The Netherlands appears to be a fertile breeding ground for protest groups to organise through an association or foundation, and then – in accordance with their statutory purpose – initiate legal proceedings against companies and even the Dutch government (e.g. the work of the pressure group Urgenda).

This kind of 'impact litigation', accelerated by the COVID-19 crisis, which puts a focus on sustainability and social responsibility, is a direct and growing risk to corporations that may be subject to a variety of potential claims against an increasing number of potential claimants.

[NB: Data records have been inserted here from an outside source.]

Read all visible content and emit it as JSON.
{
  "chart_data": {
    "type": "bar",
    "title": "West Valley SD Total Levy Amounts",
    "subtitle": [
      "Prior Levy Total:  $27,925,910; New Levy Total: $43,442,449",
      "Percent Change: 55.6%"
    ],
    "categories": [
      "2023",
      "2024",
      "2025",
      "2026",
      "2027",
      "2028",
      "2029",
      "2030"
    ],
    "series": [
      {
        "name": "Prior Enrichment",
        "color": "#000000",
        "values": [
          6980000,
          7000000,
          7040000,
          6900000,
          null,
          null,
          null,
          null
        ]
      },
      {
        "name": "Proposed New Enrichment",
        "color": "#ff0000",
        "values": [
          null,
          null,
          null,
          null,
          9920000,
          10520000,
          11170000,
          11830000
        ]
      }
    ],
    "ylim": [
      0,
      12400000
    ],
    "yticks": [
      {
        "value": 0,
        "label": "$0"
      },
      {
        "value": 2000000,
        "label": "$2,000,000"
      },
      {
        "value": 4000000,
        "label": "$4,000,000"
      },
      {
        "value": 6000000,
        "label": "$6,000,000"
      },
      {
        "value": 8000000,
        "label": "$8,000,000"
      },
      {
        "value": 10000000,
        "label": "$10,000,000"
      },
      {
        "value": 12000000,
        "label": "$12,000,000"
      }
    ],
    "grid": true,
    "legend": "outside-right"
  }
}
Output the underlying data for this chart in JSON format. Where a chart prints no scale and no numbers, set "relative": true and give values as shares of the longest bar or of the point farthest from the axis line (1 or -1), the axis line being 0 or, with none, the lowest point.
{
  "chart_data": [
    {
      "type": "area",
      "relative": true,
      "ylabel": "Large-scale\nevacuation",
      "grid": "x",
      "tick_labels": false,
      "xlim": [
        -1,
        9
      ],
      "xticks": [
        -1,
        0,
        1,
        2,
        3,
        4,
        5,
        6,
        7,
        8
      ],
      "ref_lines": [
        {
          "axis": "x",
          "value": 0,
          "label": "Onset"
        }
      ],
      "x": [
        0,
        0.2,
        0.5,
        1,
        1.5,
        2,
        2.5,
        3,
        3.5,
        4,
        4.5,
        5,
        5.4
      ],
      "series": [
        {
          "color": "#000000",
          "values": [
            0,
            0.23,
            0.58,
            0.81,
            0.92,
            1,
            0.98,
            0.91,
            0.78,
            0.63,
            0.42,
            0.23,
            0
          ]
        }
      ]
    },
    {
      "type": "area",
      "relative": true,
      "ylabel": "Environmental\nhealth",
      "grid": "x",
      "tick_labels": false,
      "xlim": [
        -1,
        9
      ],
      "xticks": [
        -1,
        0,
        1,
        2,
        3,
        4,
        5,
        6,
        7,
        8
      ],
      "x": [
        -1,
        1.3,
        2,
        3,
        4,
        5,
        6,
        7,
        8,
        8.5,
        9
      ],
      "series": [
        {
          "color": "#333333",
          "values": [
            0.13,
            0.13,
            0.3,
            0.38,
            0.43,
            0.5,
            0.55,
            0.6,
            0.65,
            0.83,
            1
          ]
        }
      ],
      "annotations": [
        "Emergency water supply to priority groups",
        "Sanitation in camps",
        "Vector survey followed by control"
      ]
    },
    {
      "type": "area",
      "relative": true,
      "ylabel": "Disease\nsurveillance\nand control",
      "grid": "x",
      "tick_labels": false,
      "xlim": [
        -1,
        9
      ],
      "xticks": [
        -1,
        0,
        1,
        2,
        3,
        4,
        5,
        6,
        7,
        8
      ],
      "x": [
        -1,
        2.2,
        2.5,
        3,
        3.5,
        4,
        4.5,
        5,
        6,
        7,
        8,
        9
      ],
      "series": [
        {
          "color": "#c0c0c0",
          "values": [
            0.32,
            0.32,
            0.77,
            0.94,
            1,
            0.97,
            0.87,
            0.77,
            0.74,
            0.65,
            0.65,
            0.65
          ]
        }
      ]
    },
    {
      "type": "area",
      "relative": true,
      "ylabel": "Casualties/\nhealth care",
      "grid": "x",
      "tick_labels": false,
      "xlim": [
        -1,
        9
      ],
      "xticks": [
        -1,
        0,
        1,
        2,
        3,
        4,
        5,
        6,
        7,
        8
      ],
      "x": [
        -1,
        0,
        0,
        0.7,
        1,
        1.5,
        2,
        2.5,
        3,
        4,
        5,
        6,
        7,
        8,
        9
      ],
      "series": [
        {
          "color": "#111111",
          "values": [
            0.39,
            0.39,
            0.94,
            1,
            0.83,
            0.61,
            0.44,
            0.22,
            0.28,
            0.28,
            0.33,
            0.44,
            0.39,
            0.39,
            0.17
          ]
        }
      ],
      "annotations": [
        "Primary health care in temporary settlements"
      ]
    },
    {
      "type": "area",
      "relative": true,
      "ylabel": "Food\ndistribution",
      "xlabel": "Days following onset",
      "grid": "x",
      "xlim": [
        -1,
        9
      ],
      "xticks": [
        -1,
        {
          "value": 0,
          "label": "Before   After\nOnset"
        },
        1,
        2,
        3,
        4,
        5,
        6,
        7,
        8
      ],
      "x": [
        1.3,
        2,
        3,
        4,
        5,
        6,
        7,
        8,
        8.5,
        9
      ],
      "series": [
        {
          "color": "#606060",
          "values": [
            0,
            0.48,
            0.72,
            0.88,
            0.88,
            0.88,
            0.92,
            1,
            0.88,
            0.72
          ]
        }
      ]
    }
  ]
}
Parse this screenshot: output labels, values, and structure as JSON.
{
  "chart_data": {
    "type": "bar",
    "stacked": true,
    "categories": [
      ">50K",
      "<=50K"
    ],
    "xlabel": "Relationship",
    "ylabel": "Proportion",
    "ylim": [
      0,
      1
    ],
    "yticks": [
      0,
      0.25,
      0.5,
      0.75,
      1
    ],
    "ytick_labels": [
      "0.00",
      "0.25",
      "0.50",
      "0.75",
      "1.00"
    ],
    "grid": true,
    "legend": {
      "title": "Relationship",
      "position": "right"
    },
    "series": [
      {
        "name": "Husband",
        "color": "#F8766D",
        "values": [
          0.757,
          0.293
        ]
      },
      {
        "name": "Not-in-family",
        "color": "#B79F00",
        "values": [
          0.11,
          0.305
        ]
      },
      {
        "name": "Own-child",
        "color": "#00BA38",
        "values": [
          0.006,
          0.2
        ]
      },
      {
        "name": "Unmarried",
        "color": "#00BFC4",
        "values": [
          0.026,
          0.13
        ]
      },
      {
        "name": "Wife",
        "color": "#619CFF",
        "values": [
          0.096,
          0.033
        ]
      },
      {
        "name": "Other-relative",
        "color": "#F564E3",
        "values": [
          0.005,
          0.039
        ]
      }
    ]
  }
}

Risk management: pro-active innovative and integrated multidisciplinary approach

This approach creates the real threat of not only lawsuits, but also reputational damage as a consequence of media campaigns surrounding the potential litigation. All of these factors can affect a company's brand value, public support, and stock value.

As a result, companies must not only act proactively to manage the risk of litigation through dispute avoidance strategies (i.e. having plans in place to deal with claims), but above all they must devise ways to avoid falling under a negative spotlight regarding their brand and role in the energy transition.

This requires a pro-active approach to communication regarding the company's role in sustainable innovations. In addition, it is advisable to create a dedicated multidisciplinary energy transition team that specialises in different disciplines to cope with this matter, including public relations/marketing, stakeholder management and legal matters.

Companies that are openly confronted about taking responsibility vis-à-vis the Milieudefensie's letter should be careful not to condemn this action. Instead, they must acknowledge the urgency of sustainability.

Staying in the good graces of the public, however, is not only a matter of crisis management, but also means being continuously open about the social and environmental dilemmas that companies face. Many companies deluge investors with reports and information on how they are measuring and managing their impact on climate change.

Now companies may also need to show that they have internal policies in place (e.g. sustainable innovations) in line with the Paris Climate Agreement. Furthermore, it is important that each company is able to meet all of the publicly announced measures it has taken (i.e. those obligations that the company is bound to). If these measures are not met, this can lead to legal actions as we have seen in the Shell judgment.

Conclusion

In the 21st century, companies, particularly large ones, must be mindful of their role in the climate transition. In order to tackle potential class actions and prevent reputational damage at an early stage, companies must create an adequate multidisciplinary risk and crisis assessment management team to respond to the threat of litigation and 'naming and shaming' campaigns.

At present, companies are expected to continuously take proactive measures that incorporates climate change in their business operations and clearly communicate these strategies. This approach is essential in order for each company to sustain its brand and the sympathy of consumers and shareholders (which for listed companies also impacts stock value).